G. Pallez winner of the IEEE-CS TCHPC Early Career Researchers Award

Guillaume Pallez (Aupy) wins the 2019 IEEE-CS TCHPC Early Career Researchers Award for Excellence in High Performance Computing. The award will be presented at the SC19 conference that will be held in Denver next month.

hwloc 2.1.0 published

A new major hwloc release 2.1.0 was published. It brings many improvements for new processor and memory architectures.

Philippe Swartvagher joins the team as a PhD student

Philippe Swartvagher will work on interactions between high performance communication libraries and task-based runtime systems.

NewMadeleine version 2019-09-06 released

A new stable release of NewMadeleine was published. It contains mostly bug fixes, a new one-sided interface, non-blocking collectives, and optimizations of blocking collectives. NewMadeleine is included in the pm2 package.

Francieli Zanon Boito joins TADaaM as an assistant professor

Francieli Zanon Boito is now assistant professor at University of Bordeaux. Her research interests include storage and parallel I/O for high performance computing and big data.


PADAL Workshop in Bordeaux from Sept 9th to 11th

We are organizing the Fifth Workshop on Programming Abstractions for Data Locality (PADAL’19) at Inria Bordeaux from September 9th to 11th.

More information on the workshop webpage

Talk by P. Swartvagher on collective communication on July 9th

Philippe Swartvagher will present his internship results about dynamic collective communications for StarPU/NewMadeleine.

Talk by Brice Goglin on Cache Partitioning on June 11th

Brice will present his article published at Cluster 2018 with ENS Lyon, UTK and Georgiatech.

Title: Co-scheduling HPC workloads on cache-partitioned CMP platforms

Co-scheduling techniques are used to improve the throughput of applications  on chip multiprocessors (CMP), but sharing resources often generates critical interferences. We focus on the interferences in the
last level of cache (LLC) and use the Cache Allocation Technology (CAT) recently provided by Intel to partition the LLC and give each co-scheduled application their own cache area.
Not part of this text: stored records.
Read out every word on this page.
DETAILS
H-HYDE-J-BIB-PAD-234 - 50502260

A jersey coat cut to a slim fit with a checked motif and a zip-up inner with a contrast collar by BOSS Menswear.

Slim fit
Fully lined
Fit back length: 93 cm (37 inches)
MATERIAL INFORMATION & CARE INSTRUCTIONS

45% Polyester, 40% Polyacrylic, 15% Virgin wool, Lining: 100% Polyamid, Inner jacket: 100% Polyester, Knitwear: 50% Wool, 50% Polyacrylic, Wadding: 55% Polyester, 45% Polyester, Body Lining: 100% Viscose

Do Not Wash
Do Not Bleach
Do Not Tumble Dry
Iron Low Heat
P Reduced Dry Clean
We consider m iterative HPC applications running concurrently and answer the following questions: (i) how to precisely model the behavior of these applications on the cache partitioned platform? and (ii) how many cores and cache fractions should be assigned to each application to maximize the platform efficiency? Here, platform efficiency is defined as maximizing the performance either globally, or as guaranteeing a fixed ratio of iterations per second for each application.

Through extensive experiments using CAT, we demonstrate the impact of cache partitioning when multiple HPC application are co-scheduled onto CMP platforms.

Talk by Emmanuel Jeannot on May 29th

Emmanuel Jeannot will present us an empirical study he achieved in the domain of process affinity.

Title : Process Affinity, Metrics and Impact on Performance: an Empirical Study

Process placement, also called topology mapping, is a well-known strategy to improve parallel program execution by reducing the communication cost between processes. It requires two inputs: the topology of the target machine and a measure of the affinity between processes. In the literature, the dominant affinity measure is the communication matrix that describes the amount of communication between processes. The goal of this paper is to study the accuracy of the communication matrix as a measure of affinity. We have done an extensive set of tests with two fat-tree machines and a 3d-torus machine to evaluate several hypotheses that are often made in the literature and to discuss their validity. First, we check the correlation between algorithmic metrics and the performance of the application. Then, we check whether a good generic process placement algorithm never degrades performance. And finally, we see whether the structure of the communication matrix can be used to predict gain.

Scotch 6.0.7 released!

Scotch, the software package for graph/mesh/hypergraph partitioning, graph clustering, and sparse matrix ordering, has a new 6.0.7 release. It extends the target architecture API and adds MeTiS v5 compatibility.